RIO DE JANEIRO, Brazil, June 20, CMC – More than 100 Heads of State and government gathered here on Wednesday for the start of the United Nations Conference on Sustainable Development, also known as Rio+20, which seeks to shape new policies to promote global prosperity, reduce poverty and advance social equity and environmental protection.
This week’s talks follow on from the Earth Summit in 1992, also held here, during which countries adopted Agenda 21 – a proposal to rethink economic growth, advance social equity and ensure environmental protection.
UN Secretary General Ban Ki-moon told the opening session that progress has been too slow since the Earth Summit, and much more needs to be done.
“Let us not waste this opportunity. The world is watching to see if words will translate into action, as we know they must,” Mr Ban said.

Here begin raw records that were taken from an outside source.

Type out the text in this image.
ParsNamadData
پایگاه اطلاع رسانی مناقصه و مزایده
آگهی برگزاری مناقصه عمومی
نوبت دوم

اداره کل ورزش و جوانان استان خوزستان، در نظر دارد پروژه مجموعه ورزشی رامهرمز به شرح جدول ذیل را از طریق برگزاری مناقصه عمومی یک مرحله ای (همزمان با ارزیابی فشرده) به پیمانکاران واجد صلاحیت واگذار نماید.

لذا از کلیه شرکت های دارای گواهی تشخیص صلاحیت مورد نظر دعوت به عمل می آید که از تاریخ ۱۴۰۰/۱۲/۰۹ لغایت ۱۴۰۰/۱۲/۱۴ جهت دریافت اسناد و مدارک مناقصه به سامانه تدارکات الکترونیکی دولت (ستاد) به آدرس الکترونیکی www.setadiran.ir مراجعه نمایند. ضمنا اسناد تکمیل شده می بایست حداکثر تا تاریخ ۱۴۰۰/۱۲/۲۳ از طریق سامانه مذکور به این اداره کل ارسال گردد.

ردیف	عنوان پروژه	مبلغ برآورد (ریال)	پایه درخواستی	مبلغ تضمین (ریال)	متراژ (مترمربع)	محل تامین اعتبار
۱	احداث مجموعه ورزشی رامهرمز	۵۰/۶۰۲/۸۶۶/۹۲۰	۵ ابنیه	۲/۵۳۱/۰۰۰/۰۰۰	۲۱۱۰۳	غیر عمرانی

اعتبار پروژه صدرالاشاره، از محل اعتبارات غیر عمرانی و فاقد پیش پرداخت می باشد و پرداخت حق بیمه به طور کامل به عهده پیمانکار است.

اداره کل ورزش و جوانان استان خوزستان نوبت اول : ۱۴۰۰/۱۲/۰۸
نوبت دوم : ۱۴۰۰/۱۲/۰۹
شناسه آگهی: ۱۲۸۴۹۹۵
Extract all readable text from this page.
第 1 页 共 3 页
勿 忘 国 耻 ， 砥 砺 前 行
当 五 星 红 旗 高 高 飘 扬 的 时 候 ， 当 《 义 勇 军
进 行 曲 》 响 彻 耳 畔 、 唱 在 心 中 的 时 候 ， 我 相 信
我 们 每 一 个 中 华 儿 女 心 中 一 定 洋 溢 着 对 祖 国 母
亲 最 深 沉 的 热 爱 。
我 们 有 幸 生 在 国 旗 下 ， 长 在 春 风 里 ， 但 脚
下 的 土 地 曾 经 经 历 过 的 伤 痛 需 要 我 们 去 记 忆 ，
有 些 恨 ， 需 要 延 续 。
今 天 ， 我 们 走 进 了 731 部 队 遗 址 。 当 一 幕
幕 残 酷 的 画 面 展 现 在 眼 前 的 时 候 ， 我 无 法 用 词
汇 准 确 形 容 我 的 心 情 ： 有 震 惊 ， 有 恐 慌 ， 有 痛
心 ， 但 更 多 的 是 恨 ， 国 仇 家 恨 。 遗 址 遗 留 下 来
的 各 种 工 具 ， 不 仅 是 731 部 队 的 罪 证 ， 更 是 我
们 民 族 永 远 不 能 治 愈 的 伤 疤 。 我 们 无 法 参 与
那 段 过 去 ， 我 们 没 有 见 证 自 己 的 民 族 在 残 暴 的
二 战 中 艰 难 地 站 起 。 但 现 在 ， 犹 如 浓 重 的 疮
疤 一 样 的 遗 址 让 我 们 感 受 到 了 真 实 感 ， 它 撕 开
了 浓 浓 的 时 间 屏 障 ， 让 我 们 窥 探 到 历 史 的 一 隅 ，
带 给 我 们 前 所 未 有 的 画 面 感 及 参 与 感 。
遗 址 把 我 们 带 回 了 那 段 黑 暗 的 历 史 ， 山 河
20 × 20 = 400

After intensive and protracted informal negotiations on how to accelerate the implementation of sustainable development, 191 countries reached agreement on Tuesday on the Conference’s outcome document. The text will now be put forward for adoption by Heads of State at the conclusion of Rio+20 on Friday.
Rio+20’s outcome document, entitled “The Future We Want,” calls for a wide range of actions including starting the process to establish sustainable development goals; detailing how the green economy can be utilised to achieve sustainable development, and strengthening the UN Environment Programme (UNEP).
There are also calls for the promotion of corporate sustainability reporting measures, the formation of a strategy for sustainable development financing, and adoption of a framework for tackling sustainable consumption and production.
The document also focuses on improving gender equality, the importance of voluntary commitments on sustainable development, and the need to engage civil society and incorporate science into policy.
“We think the text contains a lot of action, and if this action is implemented, and if follow-up measures are taken, it will indeed make a tremendous difference in generating positive global change,” Rio+20’s Secretary-General, Sha Zukang, said following negotiations for the outcome document on Tuesday.
In addition to the outcome document, there have been nearly 500 voluntary commitments on sustainable development activities by civil society groups, businesses, governments and universities.
In addition, the UN’s Global Compact initiative, which concluded its Corporate Sustainability Forum on Tuesday, announced more than 200 commitments to sustainable development by businesses.
More than 40,000 people – including parliamentarians, mayors, UN officials, chief executive officers and civil society leaders – are attending the Rio+20 conference from June 20-22.